So it is natural to identify the two descriptions as weak-coupling and strong coupling versions of the same object. There are some small misstatements in the literature regarding the physical nature of the identification, it isn't local. So you see things in 90s literature like "the brane has a horizon surrounding it", or "the brane is behind a horizon". This is not a good statement, the brane description is valid exactly when the classical horizon picture is not, so you should identify the brane with the whole black hole up to the horizon, not with some singular sheet in the middle. The brane is what a quantum-scale black hole looks like when probed by long floppy strings. The brane description of a black hole is valid when the string coupling is weak.

The correspondence is motivated by the statement that any classical excitation in a gravitational theory is determined by its charges at infinity. The reason is physics--- if there were a separate "black brane object" and "D-brane object", you could throw a D-brane into an equally charged parallel black brane and get something different, but the degree of freedom count for RR-charged objects at small coupling is just the branes, so they are identified.

This physical insight is due to Polchinski, although it was not clear just how centrally important this insight was until Maldacena showed that the near-horizon correspondence between the classical near-horizon AdS geometry of the black hole and the quantum low-energy string-brane system maps string theory to gauge theory precisely.

The Chan-Paton factors come from the string actually making a junction with the black hole horizon. This junction has a classical limit--- it's a 1-d extremal black hole (the string) making an end point by having part of it fall into a higher-dimensional extremal black hole (the brane).

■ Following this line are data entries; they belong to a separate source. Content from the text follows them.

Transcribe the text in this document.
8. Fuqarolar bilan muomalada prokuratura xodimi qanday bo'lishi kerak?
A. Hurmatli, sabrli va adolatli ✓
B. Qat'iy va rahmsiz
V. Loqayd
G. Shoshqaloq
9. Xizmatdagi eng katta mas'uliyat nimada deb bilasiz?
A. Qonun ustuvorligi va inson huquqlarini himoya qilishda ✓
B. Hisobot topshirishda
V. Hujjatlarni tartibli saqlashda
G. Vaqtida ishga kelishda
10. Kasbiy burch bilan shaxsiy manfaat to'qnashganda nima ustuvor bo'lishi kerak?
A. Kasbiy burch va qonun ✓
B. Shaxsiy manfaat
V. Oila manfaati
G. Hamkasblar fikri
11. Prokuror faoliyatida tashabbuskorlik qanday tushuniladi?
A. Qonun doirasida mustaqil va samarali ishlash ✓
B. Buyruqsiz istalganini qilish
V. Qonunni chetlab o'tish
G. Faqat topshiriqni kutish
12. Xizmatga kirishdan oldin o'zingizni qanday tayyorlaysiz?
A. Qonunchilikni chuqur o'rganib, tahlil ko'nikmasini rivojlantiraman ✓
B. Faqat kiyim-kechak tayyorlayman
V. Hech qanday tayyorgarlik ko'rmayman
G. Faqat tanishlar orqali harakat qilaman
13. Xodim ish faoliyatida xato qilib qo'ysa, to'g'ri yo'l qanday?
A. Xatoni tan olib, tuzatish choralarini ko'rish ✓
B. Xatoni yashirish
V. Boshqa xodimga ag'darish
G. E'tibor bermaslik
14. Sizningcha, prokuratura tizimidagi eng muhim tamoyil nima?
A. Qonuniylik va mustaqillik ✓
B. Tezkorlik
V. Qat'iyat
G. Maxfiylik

This junction forming process is not really classical when it is described by Chan-Paton factors, that is at weak coupling, but it is classical in other limits.

Falling into an extremal black hole is classcially not possible without back-reaction--- a test particle can't fall into an extremal black hole because the horizon is infinitely far away. But a finite mass object can fall into an extremal black hole with no problem--- the backreaction makes the horizon come up to meet it (or if you like, it's already holographically projected on the horizon by the time it gets close, these are equivalent statements). A non-test particle object can cross an extremal horizon.

When you allow a long string to fall into a black hole, there can be a part that is external and a part internal. The Brane RR-charge and the string NS charge poke out to infinity in perpendicular directions, and they make it so that the endpoints have crazy classical monodromies, due to the electric magnetic duality. These monodromies are consistent with the interpretation that these intersections are described by the Chan-Paton factors in weak coupling limit.

There is a lot more here. The exciting different set of problems suggested by AdS/CFT took a lot of the wind out of the sails of these things, leaving many of the central black hole questions without a full resolution.